# 211 SD Mode



## RJDII (Jan 27, 2006)

I got the 211 on Friday and the SD mode is stuck in full zoom.
I can't change it to normal. Any suggestions? I rebooted and 
still nothing. It will not change when I arrow down.
Could be a soft ware glitch?


----------



## James Long (Apr 17, 2003)

While watching SD programming "Full Zoom" is the only mode possible.
While watching HD programming the 'Page Down' button will flip between "Full Zoom" and "Normal" (letterboxed).

(The 'Page Up' button controls HD aspect ratios.)
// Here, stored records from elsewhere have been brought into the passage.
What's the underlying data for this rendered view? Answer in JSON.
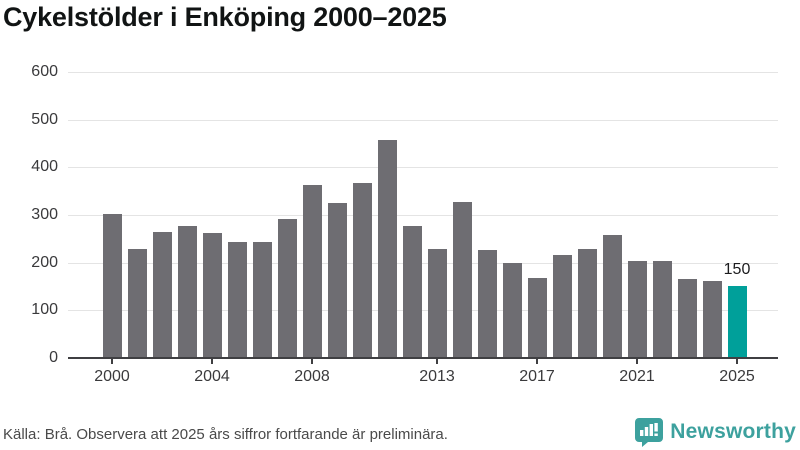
{
  "title": "Cykelstölder i Enköping 2000–2025",
  "footer": {
    "source_note": "Källa: Brå. Observera att 2025 års siffror fortfarande är preliminära.",
    "brand": "Newsworthy"
  },
  "colors": {
    "bar": "#6e6d72",
    "highlight": "#00a09a",
    "grid": "#e4e4e4",
    "axis": "#3f3f42",
    "brand_teal": "#3da19e",
    "title_text": "#111414",
    "axis_text": "#3a3a3c",
    "source_text": "#4a4a4a"
  },
  "chart_data": {
    "type": "bar",
    "title": "Cykelstölder i Enköping 2000–2025",
    "categories": [
      2000,
      2001,
      2002,
      2003,
      2004,
      2005,
      2006,
      2007,
      2008,
      2009,
      2010,
      2011,
      2012,
      2013,
      2014,
      2015,
      2016,
      2017,
      2018,
      2019,
      2020,
      2021,
      2022,
      2023,
      2024,
      2025
    ],
    "values": [
      300,
      227,
      262,
      274,
      260,
      241,
      241,
      290,
      360,
      323,
      365,
      455,
      274,
      227,
      325,
      225,
      198,
      166,
      214,
      227,
      255,
      202,
      202,
      163,
      160,
      150
    ],
    "highlight_category": 2025,
    "highlight_value_label": "150",
    "x_tick_labels": [
      "2000",
      "2004",
      "2008",
      "2013",
      "2017",
      "2021",
      "2025"
    ],
    "y_ticks": [
      0,
      100,
      200,
      300,
      400,
      500,
      600
    ],
    "ylim": [
      0,
      600
    ],
    "xlabel": "",
    "ylabel": "",
    "grid": true,
    "legend": false
  }
}
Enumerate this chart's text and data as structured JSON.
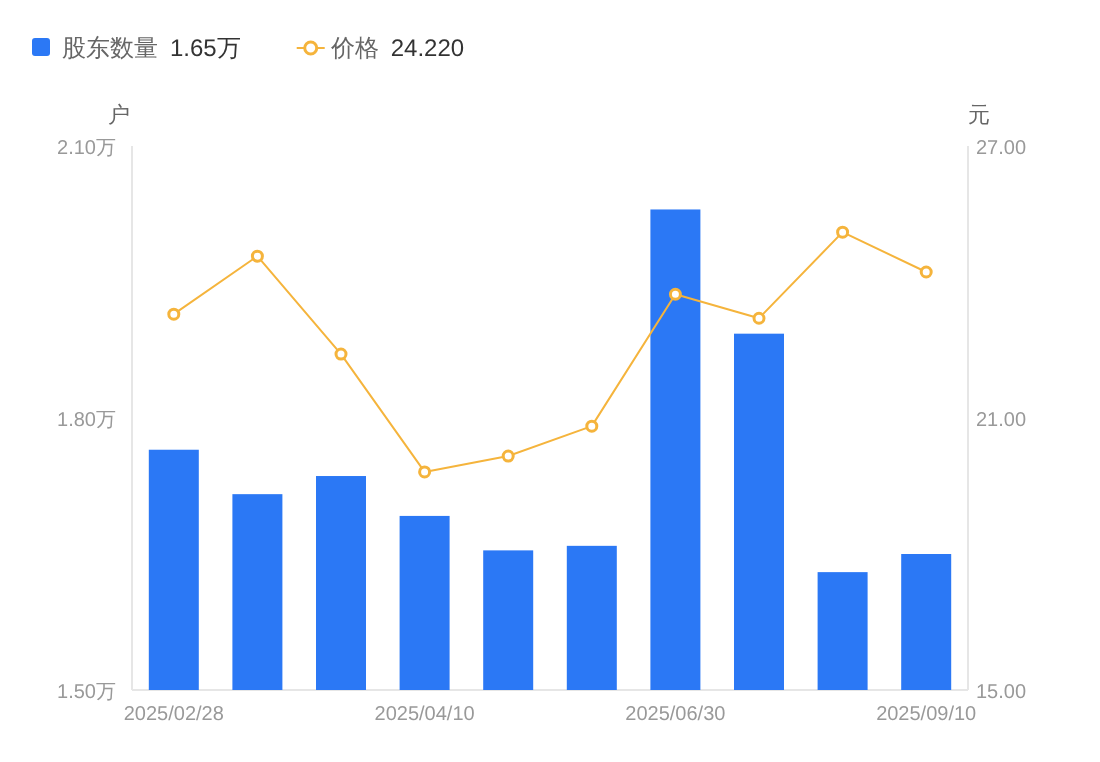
{
  "chart_data": {
    "type": "bar",
    "categories": [
      "2025/02/28",
      null,
      null,
      "2025/04/10",
      null,
      null,
      "2025/06/30",
      null,
      null,
      "2025/09/10"
    ],
    "series": [
      {
        "name": "股东数量",
        "color": "#2b78f5",
        "values": [
          1.765,
          1.716,
          1.736,
          1.692,
          1.654,
          1.659,
          2.03,
          1.893,
          1.63,
          1.65
        ]
      },
      {
        "name": "价格",
        "type": "line",
        "axis": "y2",
        "color": "#f5b43c",
        "marker": "circle",
        "values": [
          23.29,
          24.57,
          22.41,
          19.81,
          20.16,
          20.82,
          23.73,
          23.2,
          25.1,
          24.22
        ]
      }
    ],
    "ylim": [
      1.5,
      2.1
    ],
    "yticks": [
      {
        "value": 1.5,
        "label": "1.50万"
      },
      {
        "value": 1.8,
        "label": "1.80万"
      },
      {
        "value": 2.1,
        "label": "2.10万"
      }
    ],
    "y2lim": [
      15,
      27
    ],
    "y2ticks": [
      {
        "value": 15,
        "label": "15.00"
      },
      {
        "value": 21,
        "label": "21.00"
      },
      {
        "value": 27,
        "label": "27.00"
      }
    ],
    "ylabel": "户",
    "y2label": "元",
    "annotations": [
      "1.65万",
      "24.220"
    ],
    "legend": "top left"
  }
}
Are you sure you're on an HD channel?


----------



## RJDII (Jan 27, 2006)

Yes. I did it with 811 I had before.


----------



## bulldog200024 (Jan 27, 2006)

My sd on my 411 is also stuck in full zoom. However, the HD aspect ratio changes all of my channels. I dont get it. It worked the first day or two.


----------



## Doublee (Feb 8, 2006)

I don't understand what "SD mode" is. When I hit page up, no matter whether I'm watching a HD or SD channel, it toggles from HD normal to HD stretch to HD partial zoom to HD gray bar. Am I missing something? It never hi-lites SD anything... Does this have something to do with what kind of cable I'm using (HDMI) or am I just not getting the question?


----------



## James Long (Apr 17, 2003)

SD mode is for the SD outputs (the modulator channel 3/4 or AV out).
That is changeable while watching HD feeds by using the Page Down key.


----------



## cuquiandgus17 (Jan 15, 2006)

James Long said:


> While watching SD programming "Full Zoom" is the only mode possible.
> While watching HD programming the 'Page Down' button will flip between "Full Zoom" and "Normal" (letterboxed).
> 
> (The 'Page Up' button controls HD aspect ratios.)
> ...


use remote that came with your tv go into tv settings and put picture on natural mode not wide screen


----------



## RJDII (Jan 27, 2006)

Looks like it has gone to normal now. Guess the new download did it.


----------